October 3, 2020

8.15 am: Proof of presence:

9.00 am: The day was set aside for parts and for wholes, as well as recording new material for processing next week. Having experienced one day of lucid composition, I didn’t presume that another would follow on its heals. Therefore, adjustments were made to the work-in-progress only if I was clear in my mind about what needed to be done. One small mistake can undo a great deal of good. (A lesson in life as in art.) 11.00 am: The rain came:

I returned to ‘Sweet Bells Ringing’, which has only two parts. So, there’d be little to undo if I fouled up. The hardest determination regarding this composition concerned the volume or loudness of the sound. Should it be positioned close to the boundary of inaudibility? To make only two parts do more than the sum of those parts demands a great deal. There’s a logic and potentiality implicit in the source material (and, as a consequence, in the composition of it) that must be found — worked for. These attributes are not self-evident; rather, they emerge from the imposition of the creative imagination.

1.30 pm: After lunch, I recorded myself reading part of the text below, derived from Edmund Jones’s A Geographical, Historical, and Religious Account of the Parish of Aberystruth (1779). The River Usk ran parallel to my art school in Newport, Gwent. The Ebbw Fach river, which flowed through my home town of Abertillery, is one of its tributaries.
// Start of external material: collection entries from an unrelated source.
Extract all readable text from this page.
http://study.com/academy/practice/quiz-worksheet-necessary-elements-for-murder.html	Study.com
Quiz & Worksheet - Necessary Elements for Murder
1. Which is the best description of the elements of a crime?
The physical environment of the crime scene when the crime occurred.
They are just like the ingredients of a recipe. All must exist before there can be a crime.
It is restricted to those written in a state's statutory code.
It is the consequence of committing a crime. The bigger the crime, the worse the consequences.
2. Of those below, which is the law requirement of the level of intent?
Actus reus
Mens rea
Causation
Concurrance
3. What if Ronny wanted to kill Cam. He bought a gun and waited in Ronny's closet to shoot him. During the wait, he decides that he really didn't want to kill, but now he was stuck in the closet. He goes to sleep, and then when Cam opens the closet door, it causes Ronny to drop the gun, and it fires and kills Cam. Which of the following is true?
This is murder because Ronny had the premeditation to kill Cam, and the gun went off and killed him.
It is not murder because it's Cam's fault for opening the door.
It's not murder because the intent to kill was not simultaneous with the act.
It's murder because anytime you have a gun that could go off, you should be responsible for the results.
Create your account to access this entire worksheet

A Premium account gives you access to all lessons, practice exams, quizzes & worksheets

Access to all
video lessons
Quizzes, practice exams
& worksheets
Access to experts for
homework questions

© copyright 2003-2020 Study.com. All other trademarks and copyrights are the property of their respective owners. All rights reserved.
While the phenomenon of the firey stones was entirely natural, all of Creation was, for Jones, suffused with spiritual metaphor. Here, he talks about the ecology of the river too. Early industry’s capacity to pollute was recognised. No doubt after the rain, today and tomorrow, the Usk will carry a great abundance of water once again:

The reading and an image-to-sound conversion of the above text-image together provided the source material from which to construct the sound of rushing water.